По ее ощущениям спустя сутки, хотя на самом деле не прошло и часа, она, перекинув первую нить через люстру, оплела правое запястье Вира и взялась за вторую. Наконец, ей удалось сплести свою паутину, и та запульсировала в такт биению сердца хозяйки, а потом – уже отзываясь на дыхание раненого.
Ощущая себя совершенно опустошенной, она, словно раненая кошка, свернулась в ногах у Вира и провалилась в неспокойный сон.
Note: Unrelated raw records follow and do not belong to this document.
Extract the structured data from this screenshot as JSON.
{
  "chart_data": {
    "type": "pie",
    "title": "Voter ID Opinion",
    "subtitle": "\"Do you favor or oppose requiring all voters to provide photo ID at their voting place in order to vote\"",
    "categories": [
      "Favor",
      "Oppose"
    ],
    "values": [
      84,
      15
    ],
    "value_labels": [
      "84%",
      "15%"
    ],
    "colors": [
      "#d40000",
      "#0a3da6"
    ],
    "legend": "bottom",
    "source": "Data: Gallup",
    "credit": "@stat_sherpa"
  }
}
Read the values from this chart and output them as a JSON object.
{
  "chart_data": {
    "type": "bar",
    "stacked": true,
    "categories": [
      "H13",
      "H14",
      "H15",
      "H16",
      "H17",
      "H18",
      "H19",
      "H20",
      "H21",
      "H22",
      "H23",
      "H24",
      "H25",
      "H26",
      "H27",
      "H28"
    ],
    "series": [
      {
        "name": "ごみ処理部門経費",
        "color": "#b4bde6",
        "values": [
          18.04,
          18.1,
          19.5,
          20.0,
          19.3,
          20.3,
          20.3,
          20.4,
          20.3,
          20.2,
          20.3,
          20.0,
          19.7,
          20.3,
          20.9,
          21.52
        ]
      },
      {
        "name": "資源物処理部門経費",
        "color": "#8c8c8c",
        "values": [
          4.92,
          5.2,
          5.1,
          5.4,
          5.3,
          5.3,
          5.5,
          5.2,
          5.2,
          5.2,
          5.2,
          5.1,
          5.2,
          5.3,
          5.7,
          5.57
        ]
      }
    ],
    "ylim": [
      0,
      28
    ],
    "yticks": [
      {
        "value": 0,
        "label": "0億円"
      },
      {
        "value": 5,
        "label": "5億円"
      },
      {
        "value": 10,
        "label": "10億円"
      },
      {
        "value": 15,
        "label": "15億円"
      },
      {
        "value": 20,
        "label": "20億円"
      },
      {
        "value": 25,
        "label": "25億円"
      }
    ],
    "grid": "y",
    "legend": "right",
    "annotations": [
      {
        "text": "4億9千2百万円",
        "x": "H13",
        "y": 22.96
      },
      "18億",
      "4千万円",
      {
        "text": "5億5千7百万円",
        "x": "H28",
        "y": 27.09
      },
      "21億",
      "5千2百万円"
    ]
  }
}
Сад, по-прежнему хранил следы боя: застрявший в стволе дерева арбалетный болт, сколы на стенах от ударов оружия, мелкие капли крови, темно-бордовой ржавчиной въевшиеся в плиты дорожки, вьющейся вокруг особняка. Тусклый день, холодный ветер треплет вялую листву, которая лишь совсем недавно распустилась, но из-за происходящего в Рионе быстро шагнула из весны в осень. Трава тоже пожухла, и оттого весь некогда уютный уголок между домом и высоким забором казался неухоженным и даже заброшенным.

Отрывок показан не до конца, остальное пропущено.